Dreamer Fithp Apprentice
January 15th, 2016, 04:08 AM
Some random points:
- you probably know, but just in case: This will STILL be insecure. All the shred/wipe type programs are essentially obsolete. It is no longer possible to securely wipe files on modern hard drives consistently and with reasonable confidence, because of remapping. See "man wipe". Still worth doing, but you should keep the limits in mind and those limits are greater than they used to be, back in the day when the OS managed marking bad clusters like God intended it to. If you really want a secure system now, you have to encrypt the the drive BEFORE any data goes on it, with something like truecrypt or Veracrypt. That isn't to say overwriting will fail consistently either of course.

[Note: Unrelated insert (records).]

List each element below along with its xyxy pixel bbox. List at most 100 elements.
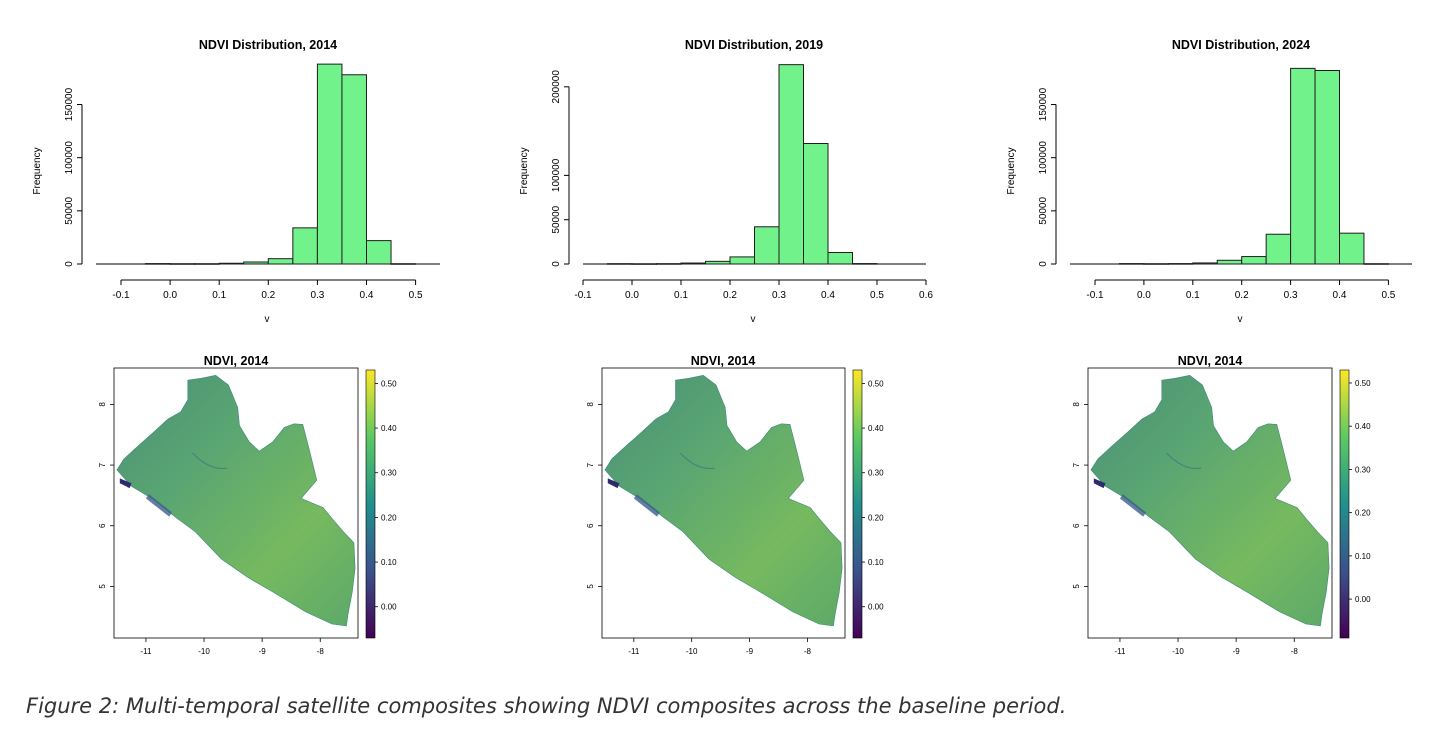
x-tick-label: 0.2: [261, 290, 275, 301]
histogram-bar: [267, 258, 294, 265]
histogram-3: NDVI Distribution, 2024 -0.1 0.0 0.1 0.2 0.3 0…: [1006, 38, 1412, 325]
y-tick-label: 0: [1038, 261, 1049, 267]
map-x-tick-label: -10: [686, 647, 698, 656]
y-tick-label: 50000: [64, 197, 75, 225]
x-tick-label: 0.0: [163, 290, 177, 301]
histogram-bar: [1290, 67, 1316, 265]
histogram-bar: [1241, 256, 1267, 265]
map-y-tick-label: 7: [1072, 462, 1081, 467]
coastal-patch: [145, 494, 173, 517]
y-tick-label: 50000: [1038, 197, 1049, 225]
map-x-tick-label: -11: [140, 647, 152, 656]
map-x-tick-label: -10: [198, 647, 210, 656]
x-axis-label: v: [751, 314, 756, 325]
ndvi-map-2: NDVI, 2014 -11 -10 -9 -8 5 6 7 8 0.00 0.10 0.20 0.30…: [586, 354, 884, 656]
map-y-tick-label: 8: [98, 402, 107, 407]
river-line: [191, 452, 228, 470]
histogram-bar: [218, 262, 245, 265]
map-x-tick-label: -9: [259, 647, 267, 656]
y-tick-label: 150000: [64, 87, 75, 121]
x-tick-label: -0.1: [1086, 290, 1104, 301]
histogram-bar: [778, 64, 804, 265]
map-x-tick-label: -8: [804, 647, 812, 656]
x-tick-label: 0.1: [674, 290, 688, 301]
histogram-bar: [680, 262, 706, 265]
histogram-1: NDVI Distribution, 2014 -0.1 0.0 0.1 0.2 0.3 0…: [32, 38, 440, 325]
legend-tick-label: 0.50: [381, 379, 397, 388]
x-tick-label: 0.4: [821, 290, 835, 301]
histogram-bar: [1216, 259, 1243, 265]
map-x-tick-label: -11: [628, 647, 640, 656]
legend-colorbar: [365, 369, 376, 639]
histogram-bar: [390, 263, 417, 265]
legend-tick-label: 0.20: [381, 513, 397, 522]
y-axis-label: Frequency: [32, 147, 43, 194]
legend-tick-label: 0.00: [1355, 595, 1371, 604]
histogram-bar: [656, 263, 682, 265]
chart-title: NDVI Distribution, 2014: [199, 38, 337, 52]
histogram-bar: [316, 63, 343, 265]
histogram-bar: [1265, 233, 1292, 265]
coastal-patch: [1119, 494, 1147, 517]
y-tick-label: 200000: [551, 70, 562, 104]
lagoon-patch: [119, 478, 132, 489]
legend-tick-label: 0.30: [868, 469, 884, 478]
x-tick-label: -0.1: [574, 290, 592, 301]
map-y-tick-label: 7: [586, 462, 595, 467]
x-tick-label: 0.2: [723, 290, 737, 301]
y-tick-label: 0: [64, 261, 75, 267]
map-y-tick-label: 6: [98, 523, 107, 528]
legend-tick-label: 0.10: [868, 558, 884, 567]
legend-tick-label: 0.40: [868, 424, 884, 433]
x-axis-label: v: [265, 314, 270, 325]
legend-tick-label: 0.30: [381, 469, 397, 478]
x-tick-label: 0.4: [1333, 290, 1347, 301]
x-tick-label: 0.4: [360, 290, 374, 301]
y-tick-label: 50000: [551, 205, 562, 233]
country-raster: [1090, 374, 1330, 627]
map-x-tick-label: -9: [746, 647, 754, 656]
chart-title: NDVI Distribution, 2019: [685, 38, 823, 52]
map-x-tick-label: -8: [317, 647, 325, 656]
map-x-tick-label: -8: [1291, 647, 1299, 656]
legend-tick-label: 0.40: [381, 424, 397, 433]
map-title: NDVI, 2014: [691, 354, 756, 368]
histogram-bar: [803, 143, 829, 265]
histogram-bar: [292, 227, 318, 265]
map-y-tick-label: 7: [98, 462, 107, 467]
x-tick-label: 0.1: [1186, 290, 1200, 301]
histogram-bar: [607, 263, 633, 265]
histogram-bar: [169, 263, 196, 265]
map-title: NDVI, 2014: [204, 354, 269, 368]
legend-tick-label: 0.40: [1355, 422, 1371, 431]
x-tick-label: 0.3: [1284, 290, 1298, 301]
legend-tick-label: 0.50: [868, 379, 884, 388]
histogram-bar: [729, 256, 755, 265]
country-raster: [604, 374, 843, 627]
histogram-bar: [243, 261, 269, 265]
histogram-bar: [1339, 232, 1365, 265]
legend-colorbar: [852, 369, 863, 639]
y-axis-label: Frequency: [519, 147, 530, 194]
histogram-bar: [145, 263, 171, 265]
x-axis-label: v: [1238, 314, 1243, 325]
lagoon-patch: [1093, 478, 1106, 489]
y-tick-label: 100000: [1038, 141, 1049, 175]
legend-tick-label: 0.10: [1355, 552, 1371, 561]
histogram-bar: [754, 226, 780, 265]
y-tick-label: 100000: [64, 141, 75, 175]
map-x-tick-label: -9: [1233, 647, 1241, 656]
x-tick-label: 0.0: [1137, 290, 1151, 301]
histogram-bar: [194, 263, 220, 265]
y-axis-label: Frequency: [1006, 147, 1017, 194]
histogram-bar: [366, 240, 392, 265]
map-y-tick-label: 8: [1072, 402, 1081, 407]
map-y-tick-label: 6: [586, 523, 595, 528]
histogram-bar: [705, 260, 731, 265]
x-tick-label: 0.5: [409, 290, 423, 301]
x-tick-label: 0.3: [310, 290, 324, 301]
legend-tick-label: 0.00: [868, 603, 884, 612]
histogram-bar: [1167, 263, 1194, 265]
legend-tick-label: 0.30: [1355, 465, 1371, 474]
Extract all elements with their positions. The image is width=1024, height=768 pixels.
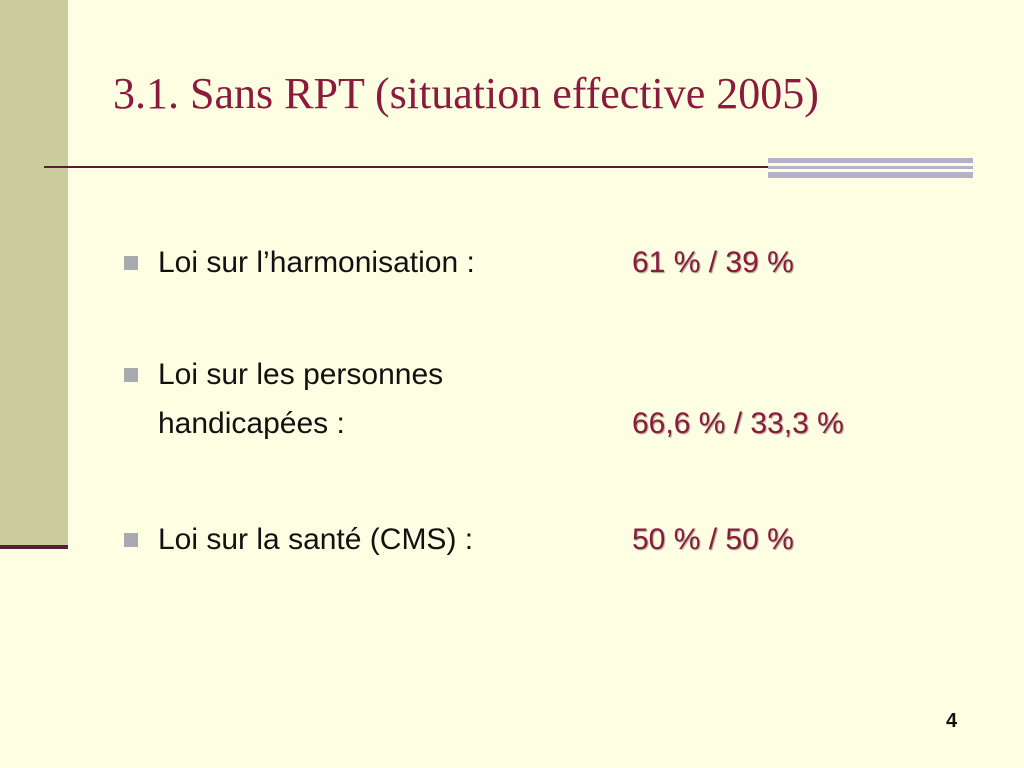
bullet-square-icon: [124, 368, 138, 382]
accent-bar-bottom: [768, 172, 973, 178]
item-value-sante: 50 % / 50 %: [632, 523, 794, 556]
slide-title: 3.1. Sans RPT (situation effective 2005): [113, 69, 819, 118]
accent-bar-top: [768, 158, 973, 163]
item-label-personnes-handicapees-line1: Loi sur les personnes: [158, 358, 444, 391]
item-label-harmonisation: Loi sur l’harmonisation :: [158, 246, 475, 279]
page-number: 4: [946, 710, 958, 732]
item-label-personnes-handicapees-line2: handicapées :: [158, 407, 345, 440]
bullet-square-icon: [124, 533, 138, 547]
sidebar-band: [0, 0, 68, 548]
item-value-harmonisation: 61 % / 39 %: [632, 246, 794, 279]
title-rule: [44, 166, 769, 168]
item-value-personnes-handicapees: 66,6 % / 33,3 %: [632, 407, 844, 440]
sidebar-divider: [0, 545, 68, 549]
bullet-square-icon: [124, 256, 138, 270]
item-label-sante: Loi sur la santé (CMS) :: [158, 523, 474, 556]
title-rule-accent: [768, 158, 973, 179]
accent-bar-middle: [768, 166, 973, 169]
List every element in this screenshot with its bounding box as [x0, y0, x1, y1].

Probably, most of the time, it WILL destroy the data, especially if the file is of recent origin and hasn't been edited, altered, or moved about, and the drive is in good shape. And of course, if it turns out to have been the wrong file and you accidentally wiped out something irreplaceable that you really NEED, then wipe becomes a totally reliable destroyer of information that consumes date and excretes entropy. Seriously, most of the time it probably works, It is just that you can't count on it.
- bleachbit does have the -o option which overwrites files once. Once is sufficient unless your opponent is willing to take the HD apart and spend non-trivial amounts of money. Of course you still have the remapping and similar issues.
-Using one of the really heavy duty wipers will take longer than you might expect. Think about maybe niceing it to run in the background.
-depends on what you might want to wipe, but you may want to look at the "find" command. It can help you wipe files without wiping the directories they are in. Sometimes that's a real good idea.